À l’approche de la fête de l’Aïd al-Adha, la capitale nigérienne vit au rythme de l’arrivée incessante des convois de bétail. Pourtant, cette profusion de moutons dans les rues de Niamey ne se traduit pas par une baisse des prix. Bien au contraire, l’inflation pèse lourdement sur le budget des citoyens, transformant la quête du mouton de sacrifice en un véritable parcours du combattant financier.
Le spectacle est saisissant : des camions lourdement chargés convergent de toutes les régions du Niger, inondant les marchés de la ville. Mais malgré cette disponibilité record, les tarifs pratiqués cette année démentent toute logique de marché. Alors que l’année précédente avait été marquée par une certaine stabilité, l’édition 2026 de la Tabaski renoue avec une spéculation qui inquiète les chefs de famille.

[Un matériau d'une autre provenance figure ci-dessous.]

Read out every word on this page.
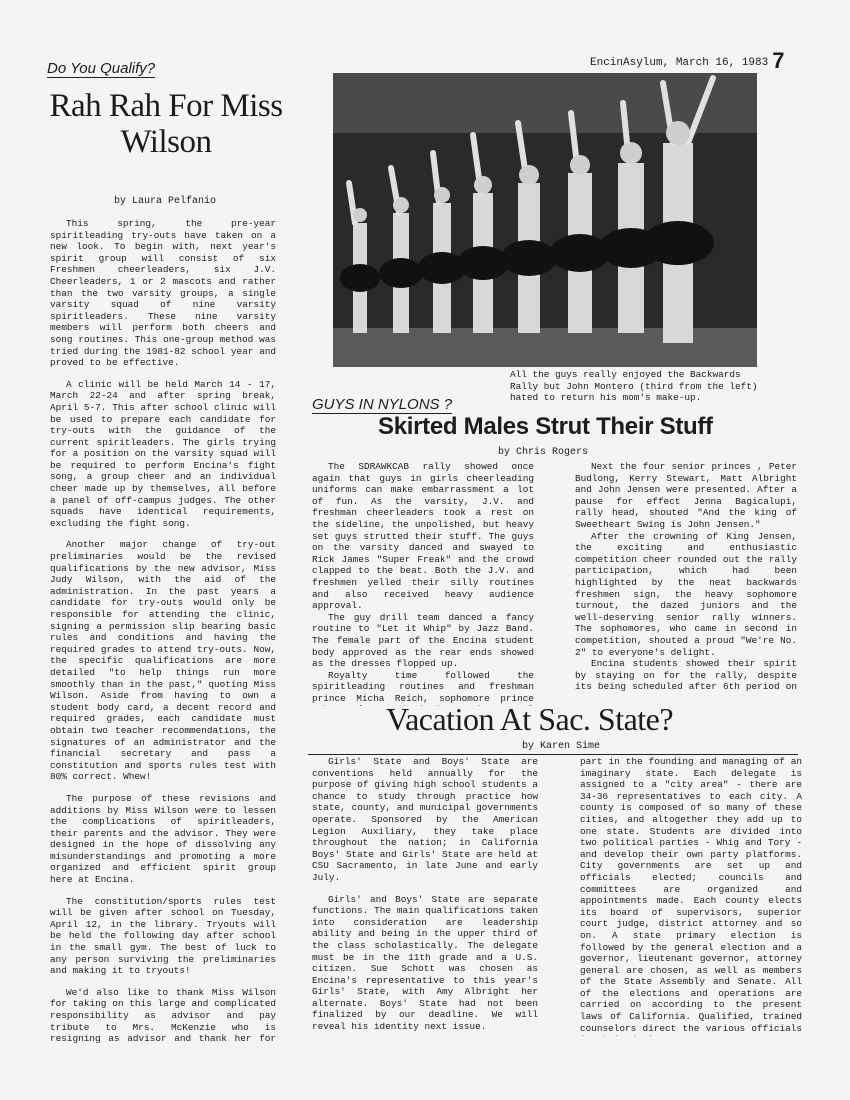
EncinAsylum, March 16, 1983 7
Do You Qualify?
Rah Rah For Miss Wilson
by Laura Pelfanio

This spring, the pre-year spiritleading try-outs have taken on a new look. To begin with, next year's spirit group will consist of six Freshmen cheerleaders, six J.V. Cheerleaders, 1 or 2 mascots and rather than the two varsity groups, a single varsity squad of nine varsity spiritleaders. These nine varsity members will perform both cheers and song routines. This one-group method was tried during the 1981-82 school year and proved to be effective.

A clinic will be held March 14 - 17, March 22-24 and after spring break, April 5-7. This after school clinic will be used to prepare each candidate for try-outs with the guidance of the current spiritleaders. The girls trying for a position on the varsity squad will be required to perform Encina's fight song, a group cheer and an individual cheer made up by themselves, all before a panel of off-campus judges. The other squads have identical requirements, excluding the fight song.

Another major change of try-out preliminaries would be the revised qualifications by the new advisor, Miss Judy Wilson, with the aid of the administration. In the past years a candidate for try-outs would only be responsible for attending the clinic, signing a permission slip bearing basic rules and conditions and having the required grades to attend try-outs. Now, the specific qualifications are more detailed "to help things run more smoothly than in the past," quoting Miss Wilson. Aside from having to own a student body card, a decent record and required grades, each candidate must obtain two teacher recommendations, the signatures of an administrator and the financial secretary and pass a constitution and sports rules test with 80% correct. Whew!

The purpose of these revisions and additions by Miss Wilson were to lessen the complications of spiritleaders, their parents and the advisor. They were designed in the hope of dissolving any misunderstandings and promoting a more organized and efficient spirit group here at Encina.

The constitution/sports rules test will be given after school on Tuesday, April 12, in the library. Tryouts will be held the following day after school in the small gym. The best of luck to any person surviving the preliminaries and making it to tryouts!

We'd also like to thank Miss Wilson for taking on this large and complicated responsibility as advisor and pay tribute to Mrs. McKenzie who is resigning as advisor and thank her for

All the guys really enjoyed the Backwards Rally but John Montero (third from the left) hated to return his mom's make-up.
GUYS IN NYLONS ?
Skirted Males Strut Their Stuff
by Chris Rogers

The SDRAWKCAB rally showed once again that guys in girls cheerleading uniforms can make embarrassment a lot of fun. As the varsity, J.V. and freshman cheerleaders took a rest on the sideline, the unpolished, but heavy set guys strutted their stuff. The guys on the varsity danced and swayed to Rick James "Super Freak" and the crowd clapped to the beat. Both the J.V. and freshmen yelled their silly routines and also received heavy audience approval.

The guy drill team danced a fancy routine to "Let it Whip" by Jazz Band. The female part of the Encina student body approved as the rear ends showed as the dresses flopped up.

Royalty time followed the spiritleading routines and freshman prince Micha Reich, sophomore prince

Next the four senior princes , Peter Budlong, Kerry Stewart, Matt Albright and John Jensen were presented. After a pause for effect Jenna Bagicalupi, rally head, shouted "And the king of Sweetheart Swing is John Jensen."

After the crowning of King Jensen, the exciting and enthusiastic competition cheer rounded out the rally participation, which had been highlighted by the neat backwards freshmen sign, the heavy sophomore turnout, the dazed juniors and the well-deserving senior rally winners. The sophomores, who came in second in competition, shouted a proud "We're No. 2" to everyone's delight.

Encina students showed their spirit by staying on for the rally, despite its being scheduled after 6th period on

Vacation At Sac. State?
by Karen Sime

Girls' State and Boys' State are conventions held annually for the purpose of giving high school students a chance to study through practice how state, county, and municipal governments operate. Sponsored by the American Legion Auxiliary, they take place throughout the nation; in California Boys' State and Girls' State are held at CSU Sacramento, in late June and early July.

Girls' and Boys' State are separate functions. The main qualifications taken into consideration are leadership ability and being in the upper third of the class scholastically. The delegate must be in the 11th grade and a U.S. citizen. Sue Schott was chosen as Encina's representative to this year's Girls' State, with Amy Albright her alternate. Boys' State had not been finalized by our deadline. We will reveal his identity next issue.

part in the founding and managing of an imaginary state. Each delegate is assigned to a "city area" - there are 34-36 representatives to each city. A county is composed of so many of these cities, and altogether they add up to one state. Students are divided into two political parties - Whig and Tory - and develop their own party platforms. City governments are set up and officials elected; councils and committees are organized and appointments made. Each county elects its board of supervisors, superior court judge, district attorney and so on. A state primary election is followed by the general election and a governor, lieutenant governor, attorney general are chosen, as well as members of the State Assembly and Senate. All of the elections and operations are carried on according to the present laws of California. Qualified, trained counselors direct the various officials
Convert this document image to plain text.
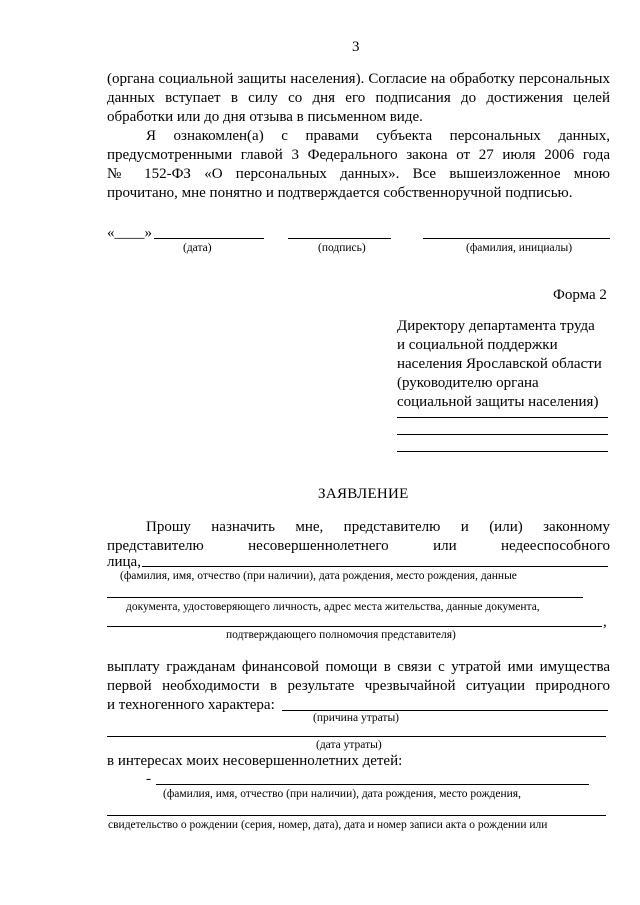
3
(органа социальной защиты населения). Согласие на обработку персональных
данных вступает в силу со дня его подписания до достижения целей
обработки или до дня отзыва в письменном виде.
Я ознакомлен(а) с правами субъекта персональных данных,
предусмотренными главой 3 Федерального закона от 27 июля 2006 года
№ 152-ФЗ «О персональных данных». Все вышеизложенное мною
прочитано, мне понятно и подтверждается собственноручной подписью.
«____»
(дата)	(подпись)	(фамилия, инициалы)
Форма 2
Директору департамента труда
и социальной поддержки
населения Ярославской области
(руководителю органа
социальной защиты населения)
ЗАЯВЛЕНИЕ
Прошу назначить мне, представителю и (или) законному
представителю несовершеннолетнего или недееспособного
лица,
(фамилия, имя, отчество (при наличии), дата рождения, место рождения, данные
документа, удостоверяющего личность, адрес места жительства, данные документа,
,
подтверждающего полномочия представителя)
выплату гражданам финансовой помощи в связи с утратой ими имущества
первой необходимости в результате чрезвычайной ситуации природного
и техногенного характера:
(причина утраты)
(дата утраты)
в интересах моих несовершеннолетних детей:
-
(фамилия, имя, отчество (при наличии), дата рождения, место рождения,
свидетельство о рождении (серия, номер, дата), дата и номер записи акта о рождении или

Une grille tarifaire sous haute tension
Dans les foirails de Niamey, les négociations sont âpres. Les prix s’échelonnent désormais de 85 000 à 450 000 FCFA, créant un fossé de plus en plus profond entre les différentes bourses :
- Le segment accessible (80 000 – 100 000 FCFA) : il concerne principalement de jeunes agneaux ou des sujets de petite taille, représentant l’investissement minimal pour le rite.
- Le cœur de marché (120 000 – 200 000 FCFA) : cible privilégiée de la classe moyenne, ces animaux exigent un effort financier considérable de la part des ménages.
- Le segment prestige (250 000 – 450 000 FCFA) : réservé à une élite, il s’agit de béliers de races nobles et de forte corpulence, dont le coût est devenu prohibitif pour le citoyen moyen.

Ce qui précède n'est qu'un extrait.